Less is Less: When Are Snippets Insufficient for Human vs Machine Relevance Estimation?
- Gabriella Kazai ,
- Bhaskar Mitra ,
- Anlei Dong ,
- Nick Craswell ,
- Linjun Yang
European Conference on Information Retrieval |
Published by Springer | Organized by BCS-IRSG
Traditional information retrieval (IR) ranking models process the full text of documents. Newer models based on Transformers, however, would incur a high computational cost when processing full text, so typically use query-biased snippets instead. The model’s summary of a document based on URL, title, and snippet (UTS) is akin to the summaries that appear on a search engine results page (SERP) to help searchers decide which result to click.

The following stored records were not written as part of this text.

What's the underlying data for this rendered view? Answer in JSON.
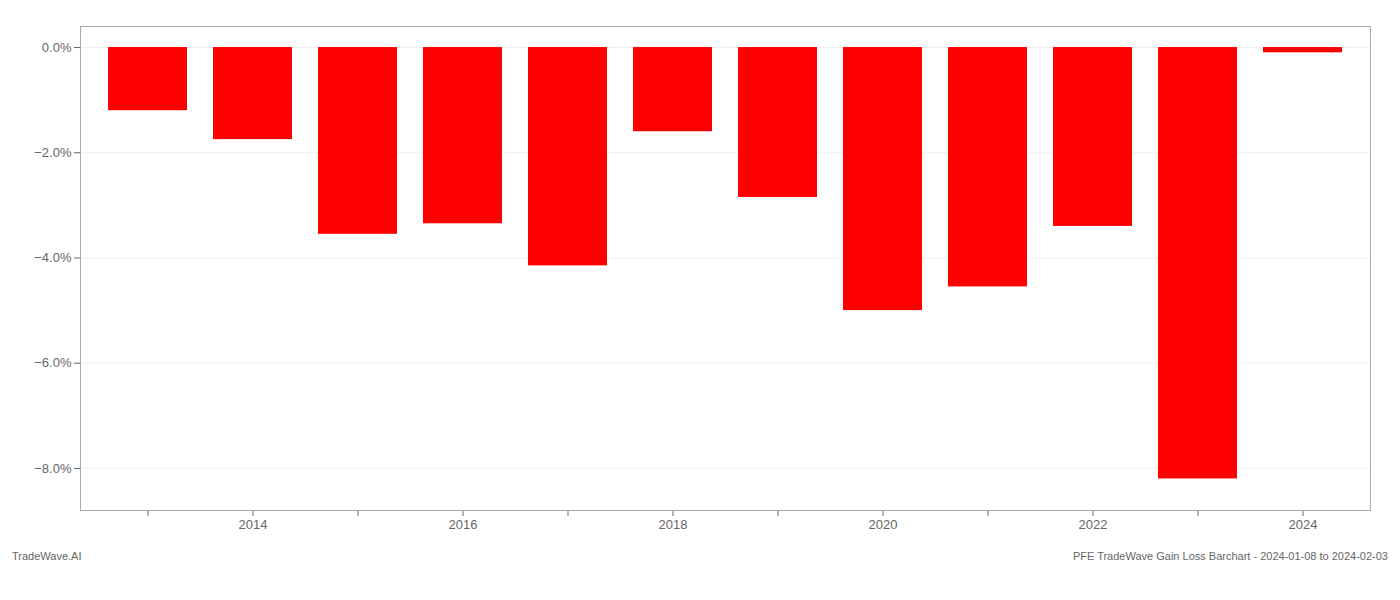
{
  "chart_data": {
    "type": "bar",
    "categories": [
      null,
      "2014",
      null,
      "2016",
      null,
      "2018",
      null,
      "2020",
      null,
      "2022",
      null,
      "2024"
    ],
    "values": [
      -1.2,
      -1.75,
      -3.55,
      -3.35,
      -4.15,
      -1.6,
      -2.85,
      -5.0,
      -4.55,
      -3.4,
      -8.2,
      -0.1
    ],
    "color": "#ff0000",
    "ylim": [
      -8.8,
      0.4
    ],
    "yticks": [
      {
        "value": 0.0,
        "label": "0.0%"
      },
      {
        "value": -2.0,
        "label": "−2.0%"
      },
      {
        "value": -4.0,
        "label": "−4.0%"
      },
      {
        "value": -6.0,
        "label": "−6.0%"
      },
      {
        "value": -8.0,
        "label": "−8.0%"
      }
    ],
    "grid": true,
    "annotations": [
      "TradeWave.AI",
      "PFE TradeWave Gain Loss Barchart - 2024-01-08 to 2024-02-03"
    ]
  }
}
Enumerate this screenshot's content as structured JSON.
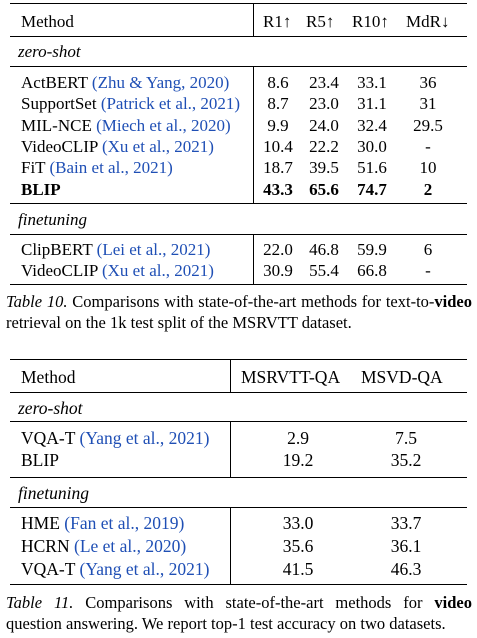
{
  "table10": {
    "headers": {
      "method": "Method",
      "r1": "R1↑",
      "r5": "R5↑",
      "r10": "R10↑",
      "mdr": "MdR↓"
    },
    "sections": [
      {
        "title": "zero-shot",
        "rows": [
          {
            "name": "ActBERT",
            "cite": "(Zhu & Yang, 2020)",
            "r1": "8.6",
            "r5": "23.4",
            "r10": "33.1",
            "mdr": "36"
          },
          {
            "name": "SupportSet",
            "cite": "(Patrick et al., 2021)",
            "r1": "8.7",
            "r5": "23.0",
            "r10": "31.1",
            "mdr": "31"
          },
          {
            "name": "MIL-NCE",
            "cite": "(Miech et al., 2020)",
            "r1": "9.9",
            "r5": "24.0",
            "r10": "32.4",
            "mdr": "29.5"
          },
          {
            "name": "VideoCLIP",
            "cite": "(Xu et al., 2021)",
            "r1": "10.4",
            "r5": "22.2",
            "r10": "30.0",
            "mdr": "-"
          },
          {
            "name": "FiT",
            "cite": "(Bain et al., 2021)",
            "r1": "18.7",
            "r5": "39.5",
            "r10": "51.6",
            "mdr": "10"
          },
          {
            "name": "BLIP",
            "cite": "",
            "r1": "43.3",
            "r5": "65.6",
            "r10": "74.7",
            "mdr": "2",
            "bold": true
          }
        ]
      },
      {
        "title": "finetuning",
        "rows": [
          {
            "name": "ClipBERT",
            "cite": "(Lei et al., 2021)",
            "r1": "22.0",
            "r5": "46.8",
            "r10": "59.9",
            "mdr": "6"
          },
          {
            "name": "VideoCLIP",
            "cite": "(Xu et al., 2021)",
            "r1": "30.9",
            "r5": "55.4",
            "r10": "66.8",
            "mdr": "-"
          }
        ]
      }
    ],
    "caption": {
      "label": "Table 10.",
      "text_before": " Comparisons with state-of-the-art methods for text-to-",
      "bold": "video",
      "text_after": " retrieval on the 1k test split of the MSRVTT dataset."
    }
  },
  "table11": {
    "headers": {
      "method": "Method",
      "msrvtt": "MSRVTT-QA",
      "msvd": "MSVD-QA"
    },
    "sections": [
      {
        "title": "zero-shot",
        "rows": [
          {
            "name": "VQA-T",
            "cite": "(Yang et al., 2021)",
            "msrvtt": "2.9",
            "msvd": "7.5"
          },
          {
            "name": "BLIP",
            "cite": "",
            "msrvtt": "19.2",
            "msvd": "35.2"
          }
        ]
      },
      {
        "title": "finetuning",
        "rows": [
          {
            "name": "HME",
            "cite": "(Fan et al., 2019)",
            "msrvtt": "33.0",
            "msvd": "33.7"
          },
          {
            "name": "HCRN",
            "cite": "(Le et al., 2020)",
            "msrvtt": "35.6",
            "msvd": "36.1"
          },
          {
            "name": "VQA-T",
            "cite": "(Yang et al., 2021)",
            "msrvtt": "41.5",
            "msvd": "46.3"
          }
        ]
      }
    ],
    "caption": {
      "label": "Table 11.",
      "text_before": " Comparisons with state-of-the-art methods for ",
      "bold": "video",
      "text_after": " question answering. We report top-1 test accuracy on two datasets."
    }
  }
}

This raises questions about when such summaries are sufficient for relevance estimation, both for the ranking model and for the human assessor, and whether humans and machines benefit from the full text in similar cases and in similar ways. To answer these questions, we study human and neural model based relevance assessments on 12k query-documents sampled from a commercial search engine log, where we expose only the document summaries or also the full documents to the assessors. We compare changes in the relevance assessments over a range of query and document properties, such as the length or type (e.g., navigational, question-answering) of query. Our findings show that the full text of documents is more beneficial to humans than for a BERT model, where most of the benefit is seen for tail and long queries, implying that more work is necessary on BERT style models.